During his recent visit to Moscow for attending the annual Gaidar Forum housed by the Russian Presidential Academy of National Economy and Public Administration, Timothy S. Mescon, Executive Vice President and Chief Officer for Europe, Middle East and Africa at the Association to Advance Collegiate Schools of Business, met with Invest Foresight, the forum’s strategic media partner, to share his views of the modern trends in higher education.
“The Gaidar Forum is a fantastic mix of participants providing unique perspectives on business education. The sessions are always very crowded, they ensure good interchange with the audience and provide a lot of interesting information,” Mr Mescon pointed out. “I have a pleasure of frequently coming to Moscow, St Petersburg, Nizhny Novgorod, Kazan and Yekaterinburg and there I visit wonderful and impressive faculties in business schools across this great country. There is a growing interest in Russia. We have good membership across the country and in the last six months we accredited the very first Russian business school, IBS at RANEPA. I am also especially proud that the dean of IBS and Vice Rector of RANEPA, Sergey Myasoedov, is on the AACSB Board of Directors as well. So the country is well represented and we see a really growing interest in accreditation, in our work with schools across the country.”
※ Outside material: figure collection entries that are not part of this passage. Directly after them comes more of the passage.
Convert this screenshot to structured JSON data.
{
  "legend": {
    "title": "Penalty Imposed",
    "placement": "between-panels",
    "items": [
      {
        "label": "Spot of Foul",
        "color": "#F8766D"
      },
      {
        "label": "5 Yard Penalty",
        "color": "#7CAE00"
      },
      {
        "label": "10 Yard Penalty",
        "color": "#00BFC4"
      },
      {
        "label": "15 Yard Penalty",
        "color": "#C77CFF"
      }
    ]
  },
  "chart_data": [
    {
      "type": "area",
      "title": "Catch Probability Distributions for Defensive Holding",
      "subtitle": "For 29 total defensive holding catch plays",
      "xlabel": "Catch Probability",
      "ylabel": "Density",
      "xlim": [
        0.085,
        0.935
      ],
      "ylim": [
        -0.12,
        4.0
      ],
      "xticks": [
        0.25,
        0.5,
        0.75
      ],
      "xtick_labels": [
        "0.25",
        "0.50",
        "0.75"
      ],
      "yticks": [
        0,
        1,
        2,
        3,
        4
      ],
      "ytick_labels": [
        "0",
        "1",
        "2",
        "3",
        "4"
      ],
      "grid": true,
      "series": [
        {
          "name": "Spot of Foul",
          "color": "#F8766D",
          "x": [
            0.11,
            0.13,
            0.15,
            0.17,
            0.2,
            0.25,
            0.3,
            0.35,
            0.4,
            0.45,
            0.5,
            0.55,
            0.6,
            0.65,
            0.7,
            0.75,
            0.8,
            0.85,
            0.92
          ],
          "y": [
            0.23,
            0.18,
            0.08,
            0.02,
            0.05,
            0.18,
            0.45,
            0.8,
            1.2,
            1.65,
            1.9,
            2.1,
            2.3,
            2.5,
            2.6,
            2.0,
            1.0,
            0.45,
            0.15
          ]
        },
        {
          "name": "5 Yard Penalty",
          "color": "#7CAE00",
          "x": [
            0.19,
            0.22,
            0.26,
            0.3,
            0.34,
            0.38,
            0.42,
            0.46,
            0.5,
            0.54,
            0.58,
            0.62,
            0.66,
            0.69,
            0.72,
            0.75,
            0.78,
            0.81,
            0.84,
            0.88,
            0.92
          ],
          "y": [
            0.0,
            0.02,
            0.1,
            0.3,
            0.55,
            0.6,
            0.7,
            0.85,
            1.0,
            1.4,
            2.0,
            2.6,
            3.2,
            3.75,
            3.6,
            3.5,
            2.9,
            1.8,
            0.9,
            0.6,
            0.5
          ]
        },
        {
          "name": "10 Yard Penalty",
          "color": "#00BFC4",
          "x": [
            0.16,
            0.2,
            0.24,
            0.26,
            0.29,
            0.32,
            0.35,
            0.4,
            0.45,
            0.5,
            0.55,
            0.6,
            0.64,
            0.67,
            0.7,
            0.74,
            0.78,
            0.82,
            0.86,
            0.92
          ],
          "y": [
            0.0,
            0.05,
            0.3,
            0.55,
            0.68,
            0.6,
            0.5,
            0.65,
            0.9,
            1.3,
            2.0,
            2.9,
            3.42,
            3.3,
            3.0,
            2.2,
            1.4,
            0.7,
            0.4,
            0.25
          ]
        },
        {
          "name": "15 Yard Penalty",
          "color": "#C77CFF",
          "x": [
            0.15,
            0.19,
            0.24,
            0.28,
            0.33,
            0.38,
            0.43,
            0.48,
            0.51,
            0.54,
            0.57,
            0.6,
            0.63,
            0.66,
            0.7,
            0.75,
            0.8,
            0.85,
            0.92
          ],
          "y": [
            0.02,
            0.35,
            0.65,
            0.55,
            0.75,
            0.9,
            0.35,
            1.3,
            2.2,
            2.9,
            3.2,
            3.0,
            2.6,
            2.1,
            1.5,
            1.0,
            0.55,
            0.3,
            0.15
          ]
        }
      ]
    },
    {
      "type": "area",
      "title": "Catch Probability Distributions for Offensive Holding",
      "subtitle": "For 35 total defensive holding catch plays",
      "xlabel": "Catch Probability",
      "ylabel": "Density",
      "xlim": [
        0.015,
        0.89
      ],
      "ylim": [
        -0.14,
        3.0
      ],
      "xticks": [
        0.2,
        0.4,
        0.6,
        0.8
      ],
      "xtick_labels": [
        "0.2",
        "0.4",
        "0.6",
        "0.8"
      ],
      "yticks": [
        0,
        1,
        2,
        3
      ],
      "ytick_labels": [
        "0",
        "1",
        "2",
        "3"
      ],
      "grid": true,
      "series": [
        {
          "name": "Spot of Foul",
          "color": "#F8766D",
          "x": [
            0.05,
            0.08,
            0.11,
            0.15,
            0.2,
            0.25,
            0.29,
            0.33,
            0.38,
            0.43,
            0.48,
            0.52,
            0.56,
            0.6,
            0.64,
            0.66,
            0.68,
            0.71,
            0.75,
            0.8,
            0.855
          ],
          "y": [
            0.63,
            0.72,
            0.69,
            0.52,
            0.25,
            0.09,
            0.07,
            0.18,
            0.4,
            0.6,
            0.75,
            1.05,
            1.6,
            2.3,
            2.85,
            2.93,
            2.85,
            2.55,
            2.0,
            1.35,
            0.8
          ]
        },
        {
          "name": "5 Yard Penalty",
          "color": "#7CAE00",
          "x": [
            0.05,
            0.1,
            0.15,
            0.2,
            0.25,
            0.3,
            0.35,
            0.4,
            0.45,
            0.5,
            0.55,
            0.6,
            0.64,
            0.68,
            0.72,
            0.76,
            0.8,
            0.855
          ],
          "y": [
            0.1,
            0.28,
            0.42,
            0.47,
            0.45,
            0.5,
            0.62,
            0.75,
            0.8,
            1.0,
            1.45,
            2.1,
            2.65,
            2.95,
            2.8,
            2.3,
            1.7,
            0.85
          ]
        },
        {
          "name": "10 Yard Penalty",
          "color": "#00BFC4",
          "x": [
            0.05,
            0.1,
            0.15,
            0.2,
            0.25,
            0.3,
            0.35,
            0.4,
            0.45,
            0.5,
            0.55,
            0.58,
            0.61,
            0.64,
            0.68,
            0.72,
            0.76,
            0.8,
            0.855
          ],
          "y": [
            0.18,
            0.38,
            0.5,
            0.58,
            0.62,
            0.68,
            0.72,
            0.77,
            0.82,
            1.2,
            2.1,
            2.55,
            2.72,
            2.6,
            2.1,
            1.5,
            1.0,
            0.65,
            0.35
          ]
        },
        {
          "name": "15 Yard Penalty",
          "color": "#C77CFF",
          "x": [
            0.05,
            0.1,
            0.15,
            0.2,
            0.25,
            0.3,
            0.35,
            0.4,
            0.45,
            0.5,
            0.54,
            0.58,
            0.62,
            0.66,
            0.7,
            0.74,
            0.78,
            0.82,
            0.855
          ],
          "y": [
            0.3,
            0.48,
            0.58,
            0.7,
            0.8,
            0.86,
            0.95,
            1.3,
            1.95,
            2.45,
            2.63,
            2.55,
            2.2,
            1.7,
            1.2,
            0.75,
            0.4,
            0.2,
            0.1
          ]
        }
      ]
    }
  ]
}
As Timothy Mescon noted, among numerous challenges for high quality education, “There is a very important issue of access. The question is not just Russian, it’s a global issue of access to higher education. It becomes a very critical concern for young people today. First of all, across Europe, generally speaking, higher education is both affordable and accessible for great numbers of the population. As importantly, many providers of higher education in general and business education in particular, are not only offering face-to-face traditional classroom instruction, but are also offering digital online options as well.”
The situation may differ in various regions. Yet Mr Mescon gave an example. “This week I was in Nigeria with population of 200 million people,” he said. “Surprisingly, 87% of the population of that country have access to mobile technology. So one of the real challenges for educators today is to focus not just on delivering courses, or programs, or modules to a distant or a tablet, but, more importantly now for accessibility, to a smartphone. And this whole area of mircolearning when education is delivered to smart devices, is really the future of mobile delivery, because that’s the platform which is universally available in many places. On the other hand, I visit faculties in developing countries, and I go to an auditorium and sit in a lecture with four thousand students. These are countries that do the best they can, but that can not be effective. If you are a young person sitting in the back of that auditorium, that’s impossible. So we’ve got to experiment with all the modes of delivery to provide access. The question is not just whether you can afford it, can you pay for it, but is it in a manner where you can actually learn appropriately?”
“Education technologies is a hot topic,” he believes. “Yet we are talking about everything from the microlearning, from delivery to a smartphone, to artificial intelligence, augmented reality, virtual reality and maybe everything in between and lots of variations of them. The reality is, interestingly, in much of Europe, there is not a lot of delivery outside of the traditional face-to-face instruction. Europe is being very cautious with leveraging digital technologies. That’s why you do have schools like the Open University in the UK with over 200,000 students, all virtual, but in many traditional institutions they say no, you must come to the university, you must sit in the classroom, and we’ll lecture. The reality is, the marketplace is changing, and higher education also must change.”
“Few years ago, the dean at Harvard business school said, we will never ever deliver educational programs digitally as education is about face to face. Yet today, what’s called HBS Online, is one of the fastest-growing educational enterprises in the world – and it’s all about digital delivery. So the reality is, universities, business schools, faculties will embrace technology at different pace and in different times – in times that they think are right for them – and sometimes, it’s because they have to. I visited a school recently in Cyprus, in Nicosia. It’s a small country in a remote region of Europe, so how should they grow? They felt the only way to grow is digital, so they developed a Masters program in fintech around cryptocurrency, and now they have thousands of students around the world studying at the University of Nicosia in Cyprus which they may never visit, may never see the campus, but they’ll earn Master’s degrees or professional credentials because they focused on this one area. So it’s different for different schools and it will come at a different pace, but you can not ignore technology,” Timothy Mescon stressed. “It’s here and it’s coming faster and faster, it’s becoming more and more sophisticated – and we need to embrace it.”